Similarly, the claim that “psychology acts through biology” is technically true but can become unhelpful if taken too far. Of course all thoughts, habits, beliefs, emotions, and social experiences occur in brains, but if every psychological explanation is redefined as biological simply because it has a neural substrate, then meaningful distinctions disappear. Emotional eating becomes biology, trauma becomes biology, food marketing becomes biology, and cultural norms become biology. At that point, the biological model risks becoming unfalsifiable because it can absorb virtually any observation without being challenged. The strongest challenge to a primarily biological account is that obesity rates have risen dramatically over the past several decades while human genetics have remained essentially unchanged.
Biology provides answers to one set of questions, while biography speaks to another, not because science lacks explanatory power, but because it is asking something fundamentally different. Here is what no medication can do: it cannot make you wake up as someone with a totally different past. Your history is still your history, your pain is still your pain. If you have spent years carrying the effects of trauma, adversity, or emotional damage , changing the body does not automatically heal those wounds. Medication may alter weight, but it cannot, on its own, undo the beliefs, fears, and coping strategies that emerged as adaptations to difficult life experiences, they do not disappear when the body changes. The inner critic was never located in the body, it lives in the mind, and the mind needs its own kind of treatment.
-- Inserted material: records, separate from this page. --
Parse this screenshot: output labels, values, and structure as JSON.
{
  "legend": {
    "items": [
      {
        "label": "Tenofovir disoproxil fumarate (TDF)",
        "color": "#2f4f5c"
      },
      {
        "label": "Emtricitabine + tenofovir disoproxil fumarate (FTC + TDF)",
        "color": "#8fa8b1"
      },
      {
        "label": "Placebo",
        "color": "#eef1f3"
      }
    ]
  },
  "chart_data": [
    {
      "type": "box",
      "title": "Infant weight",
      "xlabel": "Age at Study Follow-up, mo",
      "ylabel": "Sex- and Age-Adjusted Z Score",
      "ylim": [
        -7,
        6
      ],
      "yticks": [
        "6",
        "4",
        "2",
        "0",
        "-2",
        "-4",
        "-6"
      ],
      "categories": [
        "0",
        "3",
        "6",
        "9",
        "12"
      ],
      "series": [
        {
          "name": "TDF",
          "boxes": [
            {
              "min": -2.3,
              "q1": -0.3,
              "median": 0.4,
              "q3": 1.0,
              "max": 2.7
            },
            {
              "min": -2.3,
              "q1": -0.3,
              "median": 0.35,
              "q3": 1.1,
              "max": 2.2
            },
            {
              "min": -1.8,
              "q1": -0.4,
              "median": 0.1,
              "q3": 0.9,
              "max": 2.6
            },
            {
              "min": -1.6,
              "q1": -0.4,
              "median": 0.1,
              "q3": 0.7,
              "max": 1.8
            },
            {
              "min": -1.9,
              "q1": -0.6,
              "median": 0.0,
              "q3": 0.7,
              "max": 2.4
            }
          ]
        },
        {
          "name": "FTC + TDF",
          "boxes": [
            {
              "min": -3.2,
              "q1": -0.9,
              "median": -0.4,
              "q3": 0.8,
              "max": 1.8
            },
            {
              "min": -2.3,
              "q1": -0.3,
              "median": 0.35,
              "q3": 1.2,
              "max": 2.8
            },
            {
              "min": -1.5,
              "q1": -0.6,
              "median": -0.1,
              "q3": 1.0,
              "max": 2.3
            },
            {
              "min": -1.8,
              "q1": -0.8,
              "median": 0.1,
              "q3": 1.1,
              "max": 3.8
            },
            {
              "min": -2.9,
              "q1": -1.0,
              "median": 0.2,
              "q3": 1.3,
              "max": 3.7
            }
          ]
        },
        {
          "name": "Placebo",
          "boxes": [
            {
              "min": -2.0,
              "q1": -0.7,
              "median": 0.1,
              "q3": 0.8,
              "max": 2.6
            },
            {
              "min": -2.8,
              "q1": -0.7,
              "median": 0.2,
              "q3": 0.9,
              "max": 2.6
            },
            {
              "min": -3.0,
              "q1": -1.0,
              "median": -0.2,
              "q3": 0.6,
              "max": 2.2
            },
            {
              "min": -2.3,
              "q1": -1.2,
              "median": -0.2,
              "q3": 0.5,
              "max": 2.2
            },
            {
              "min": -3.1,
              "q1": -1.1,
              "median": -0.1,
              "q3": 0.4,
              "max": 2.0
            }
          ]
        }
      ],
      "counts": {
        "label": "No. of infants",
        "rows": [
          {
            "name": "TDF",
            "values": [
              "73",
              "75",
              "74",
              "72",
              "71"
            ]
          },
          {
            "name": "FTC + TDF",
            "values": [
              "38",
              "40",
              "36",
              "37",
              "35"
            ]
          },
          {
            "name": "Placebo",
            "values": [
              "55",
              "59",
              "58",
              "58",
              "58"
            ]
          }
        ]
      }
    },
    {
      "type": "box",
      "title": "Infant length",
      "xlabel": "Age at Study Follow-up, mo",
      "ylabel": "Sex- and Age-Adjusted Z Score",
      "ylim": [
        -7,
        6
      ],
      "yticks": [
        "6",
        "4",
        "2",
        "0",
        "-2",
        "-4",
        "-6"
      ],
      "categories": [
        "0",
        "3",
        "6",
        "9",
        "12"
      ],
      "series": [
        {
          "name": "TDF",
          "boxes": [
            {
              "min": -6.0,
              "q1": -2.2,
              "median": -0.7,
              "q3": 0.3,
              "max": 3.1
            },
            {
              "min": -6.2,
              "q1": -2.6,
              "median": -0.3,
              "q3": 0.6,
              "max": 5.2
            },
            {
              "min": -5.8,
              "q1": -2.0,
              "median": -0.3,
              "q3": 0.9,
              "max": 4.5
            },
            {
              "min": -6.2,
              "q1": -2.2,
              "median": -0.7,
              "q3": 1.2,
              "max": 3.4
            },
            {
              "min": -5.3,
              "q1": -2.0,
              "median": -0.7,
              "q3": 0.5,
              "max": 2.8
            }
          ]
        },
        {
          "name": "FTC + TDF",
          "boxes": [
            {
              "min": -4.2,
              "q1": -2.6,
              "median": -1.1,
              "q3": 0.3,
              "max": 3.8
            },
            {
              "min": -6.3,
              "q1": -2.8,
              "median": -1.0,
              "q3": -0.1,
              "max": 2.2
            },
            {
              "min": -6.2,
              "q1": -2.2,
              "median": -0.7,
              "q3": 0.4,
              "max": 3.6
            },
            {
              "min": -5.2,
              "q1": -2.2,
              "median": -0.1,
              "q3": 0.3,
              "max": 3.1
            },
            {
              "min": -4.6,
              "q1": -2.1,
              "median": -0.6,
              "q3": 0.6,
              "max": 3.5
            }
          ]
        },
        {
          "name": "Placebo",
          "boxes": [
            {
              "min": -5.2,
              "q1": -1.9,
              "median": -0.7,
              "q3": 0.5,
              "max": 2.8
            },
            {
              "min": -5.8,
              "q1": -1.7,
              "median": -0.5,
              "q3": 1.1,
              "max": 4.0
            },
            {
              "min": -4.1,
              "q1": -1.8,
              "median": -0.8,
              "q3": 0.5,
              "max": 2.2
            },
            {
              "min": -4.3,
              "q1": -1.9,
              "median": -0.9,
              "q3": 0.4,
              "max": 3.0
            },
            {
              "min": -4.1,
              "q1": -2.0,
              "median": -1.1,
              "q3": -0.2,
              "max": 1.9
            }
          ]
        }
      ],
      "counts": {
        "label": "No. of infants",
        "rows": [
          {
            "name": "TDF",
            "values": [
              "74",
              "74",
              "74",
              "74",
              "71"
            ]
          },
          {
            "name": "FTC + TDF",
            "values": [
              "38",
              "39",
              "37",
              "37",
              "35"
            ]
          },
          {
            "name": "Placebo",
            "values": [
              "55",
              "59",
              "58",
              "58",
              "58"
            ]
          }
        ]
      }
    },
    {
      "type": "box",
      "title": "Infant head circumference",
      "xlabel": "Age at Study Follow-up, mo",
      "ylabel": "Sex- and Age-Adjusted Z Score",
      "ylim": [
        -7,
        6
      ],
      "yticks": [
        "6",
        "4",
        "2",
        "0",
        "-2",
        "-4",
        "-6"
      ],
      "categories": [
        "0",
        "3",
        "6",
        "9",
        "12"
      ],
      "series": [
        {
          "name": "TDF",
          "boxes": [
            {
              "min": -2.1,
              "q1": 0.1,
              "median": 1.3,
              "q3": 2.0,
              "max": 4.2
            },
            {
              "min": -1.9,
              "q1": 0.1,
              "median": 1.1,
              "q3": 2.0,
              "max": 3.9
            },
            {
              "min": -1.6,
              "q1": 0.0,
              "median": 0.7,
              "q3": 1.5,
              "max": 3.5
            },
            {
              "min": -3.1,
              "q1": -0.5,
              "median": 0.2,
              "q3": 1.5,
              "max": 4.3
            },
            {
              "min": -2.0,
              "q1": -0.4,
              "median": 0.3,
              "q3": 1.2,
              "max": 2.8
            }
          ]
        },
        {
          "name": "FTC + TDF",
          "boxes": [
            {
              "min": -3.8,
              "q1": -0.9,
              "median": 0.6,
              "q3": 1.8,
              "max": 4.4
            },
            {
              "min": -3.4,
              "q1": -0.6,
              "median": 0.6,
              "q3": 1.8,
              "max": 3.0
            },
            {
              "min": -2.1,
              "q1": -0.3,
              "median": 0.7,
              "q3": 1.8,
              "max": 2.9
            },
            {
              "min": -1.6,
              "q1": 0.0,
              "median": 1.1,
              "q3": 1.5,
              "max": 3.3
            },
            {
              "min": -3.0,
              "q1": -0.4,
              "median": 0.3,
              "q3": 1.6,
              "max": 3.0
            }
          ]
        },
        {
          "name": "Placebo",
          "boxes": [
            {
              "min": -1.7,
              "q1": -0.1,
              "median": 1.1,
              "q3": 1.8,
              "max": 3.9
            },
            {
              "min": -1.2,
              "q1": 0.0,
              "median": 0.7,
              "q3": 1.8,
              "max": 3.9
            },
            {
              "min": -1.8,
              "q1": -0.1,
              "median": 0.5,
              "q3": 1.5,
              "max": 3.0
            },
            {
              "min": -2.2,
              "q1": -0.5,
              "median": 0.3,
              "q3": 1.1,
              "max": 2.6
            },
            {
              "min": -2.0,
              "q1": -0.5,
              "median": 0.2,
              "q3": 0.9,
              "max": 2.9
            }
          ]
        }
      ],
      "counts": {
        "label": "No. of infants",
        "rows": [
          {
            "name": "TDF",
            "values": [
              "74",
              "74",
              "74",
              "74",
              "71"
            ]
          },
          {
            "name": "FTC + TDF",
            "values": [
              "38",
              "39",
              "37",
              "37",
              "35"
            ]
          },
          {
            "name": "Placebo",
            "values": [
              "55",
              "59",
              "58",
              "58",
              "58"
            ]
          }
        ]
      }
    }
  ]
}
While this perspective diverges in some respects from Dr. Jastreboff's view, it is not intended to dismiss her insights. Her work has helped countless people reclaim their lives, and its contributions to the field remain significant. Rather, this perspective seeks to explore questions that may warrant further consideration and discussion. What I am saying is that “obesity is a disease” and “the eating behavior is also psychological” are not competing claims, they are two layers of the same truth, and they need two kinds of expertise sitting at the same table. So I think the questions worth adding to the conversation are the ones the scale cannot answer. Not instead of is the medication working? but alongside it: working toward what, and for whom? Not instead of what does this person weigh now? but alongside it: what does this person believe about themselves, and has any of it changed?
We have learned to screen for blood sugar before we prescribe. We rarely screen for the trauma, the depression, the anxiety, the emotional drivers that made food a coping mechanism in the first place. As a system, we have handed out prescriptions far more readily than we have ever handed out referrals for therapy. Pairing the two, the pharmacology and the psychological support that should travel with it, is not a correction of the science, it is the natural completion of it.